In May 1998, Ta Mok, Nuon Chea, and Khieu Samphan were not in the Cambodian government’s custody. It was therefore impossible for the government to put them on trial. The United Nations was still officially studying the Cambodian government’s request, made more than 10 months earlier, for assistance in conducting a trial. There was thus no UN-endorsed court that could demand that Thailand hand over KR leaders for trial. In these circumstances, it would have been irresponsible for the Cambodian government not to have sought other methods to end the KR insurgency.
Adams tries to escape this conclusion by downplaying the KR threat. To do this, he also has to downplay the Thai government’s long record of backing the KR. He suggests that this support ceased at some indeterminate point between 1979 and May 1998, except for “elements of the Thai army”. (We thus learn that an element outranks a colonel.) Chuan Leekpai, the Thai Prime Minister in 1998, Adams assures us, was “a reformer and one of the few Thai leaders with no record of involvement with the Khmer Rouge”. This is disingenuous to say the least, considering that Chuan was Prime Minister from September 1992 to July 1995, during which time the KR made free use of their Thai base camps, and considering Chuan’s bare-faced assertion (as quoted in Adams’ document) that Pol Pot had never been in Thailand.
The conclusion of Adams’ article is even more contorted. Cambodia cannot be trusted to conduct a proper trial because all Cambodian prosecutors and judges are under Hun Sen’s thumb. Therefore, the UN should not return to the previous agreement, which gave foreign judges a veto over the decisions of Cambodian judges and prosecutors. Don’t law faculties teach logic any more?
In place of a UN-backed trial, Adams tells us, the politically controlled Cambodian courts should “investigate, indict and arrest” the KR leaders. Adams makes no mention of a trial – and he has told us that Cambodian courts cannot conduct a fair one. Nevertheless, he insists that Hun Sen “immediately” jail at least another three KR leaders. So “justice” requires the KR leaders’ indefinite jailing without trial. This seems a strange position for a human rights lawyer.
What drives Adams to tie himself in such knots?
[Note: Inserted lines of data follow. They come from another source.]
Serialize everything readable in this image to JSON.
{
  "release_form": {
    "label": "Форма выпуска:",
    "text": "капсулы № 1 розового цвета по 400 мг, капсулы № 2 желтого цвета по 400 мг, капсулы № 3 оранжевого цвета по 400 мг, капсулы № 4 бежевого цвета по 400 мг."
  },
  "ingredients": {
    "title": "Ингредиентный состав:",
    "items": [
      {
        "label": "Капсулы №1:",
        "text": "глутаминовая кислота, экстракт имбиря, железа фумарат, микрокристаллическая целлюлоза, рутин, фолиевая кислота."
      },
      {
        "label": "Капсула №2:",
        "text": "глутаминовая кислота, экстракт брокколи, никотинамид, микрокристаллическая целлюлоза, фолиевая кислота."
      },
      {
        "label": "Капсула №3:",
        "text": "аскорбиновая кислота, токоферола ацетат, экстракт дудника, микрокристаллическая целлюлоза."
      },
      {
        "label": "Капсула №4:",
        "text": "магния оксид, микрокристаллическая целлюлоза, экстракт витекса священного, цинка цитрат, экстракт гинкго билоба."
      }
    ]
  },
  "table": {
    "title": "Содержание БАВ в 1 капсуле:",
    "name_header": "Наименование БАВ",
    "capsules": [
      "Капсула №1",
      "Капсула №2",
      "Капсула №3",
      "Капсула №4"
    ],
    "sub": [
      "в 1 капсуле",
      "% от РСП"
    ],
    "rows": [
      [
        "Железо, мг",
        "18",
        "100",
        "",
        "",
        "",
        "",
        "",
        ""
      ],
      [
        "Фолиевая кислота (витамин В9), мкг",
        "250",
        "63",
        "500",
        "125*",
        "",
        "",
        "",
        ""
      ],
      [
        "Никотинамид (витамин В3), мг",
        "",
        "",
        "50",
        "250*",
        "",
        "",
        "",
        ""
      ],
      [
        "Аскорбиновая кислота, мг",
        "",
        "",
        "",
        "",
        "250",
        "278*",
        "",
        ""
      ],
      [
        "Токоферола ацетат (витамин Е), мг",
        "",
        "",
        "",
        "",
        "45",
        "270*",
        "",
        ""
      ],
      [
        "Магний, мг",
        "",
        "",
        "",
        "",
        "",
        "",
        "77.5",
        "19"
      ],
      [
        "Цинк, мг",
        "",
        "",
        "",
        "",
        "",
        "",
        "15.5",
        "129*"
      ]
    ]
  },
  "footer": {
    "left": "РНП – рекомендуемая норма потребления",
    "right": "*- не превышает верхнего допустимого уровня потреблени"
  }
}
Perhaps it is revealed when he argues against the proposed mixed tribunal by writing: “Many of the states that have offered to provide the judges who are supposed to act as a bulwark against attempts to interfere with the integrity of the trial process have shown themselves quite willing in the past to make private deals with the Cambodian government …”.
Adams mentions only one state – China – that “has expressed a willingness” to provide a judge for the tribunal. It hasn’t. Governments that have stated their intention to help a UN-backed trial (which might take the form of providing a judge or providing financial or other assistance) include Australia, Britain, Canada, the European Union, France, India, Russia, Sweden, and the United States. It would be helpful if Adams could name for Post readers the “many” states from this list which he thinks have done “private deals” with Hun Sen to pervert justice in a KR trial.
But note that Adams’ sweeping accusation doesn’t point to an evil content of any past “deals” between these governments and Cambodia. It seems that, to Adams, the mere act of dealing with the Cambodian government is in itself reprehensible. This prejudice is the sum total of his plea for UN officials to resist rejoining the KR trial process, as they have been asked to do by every member state that has spoken on the subject.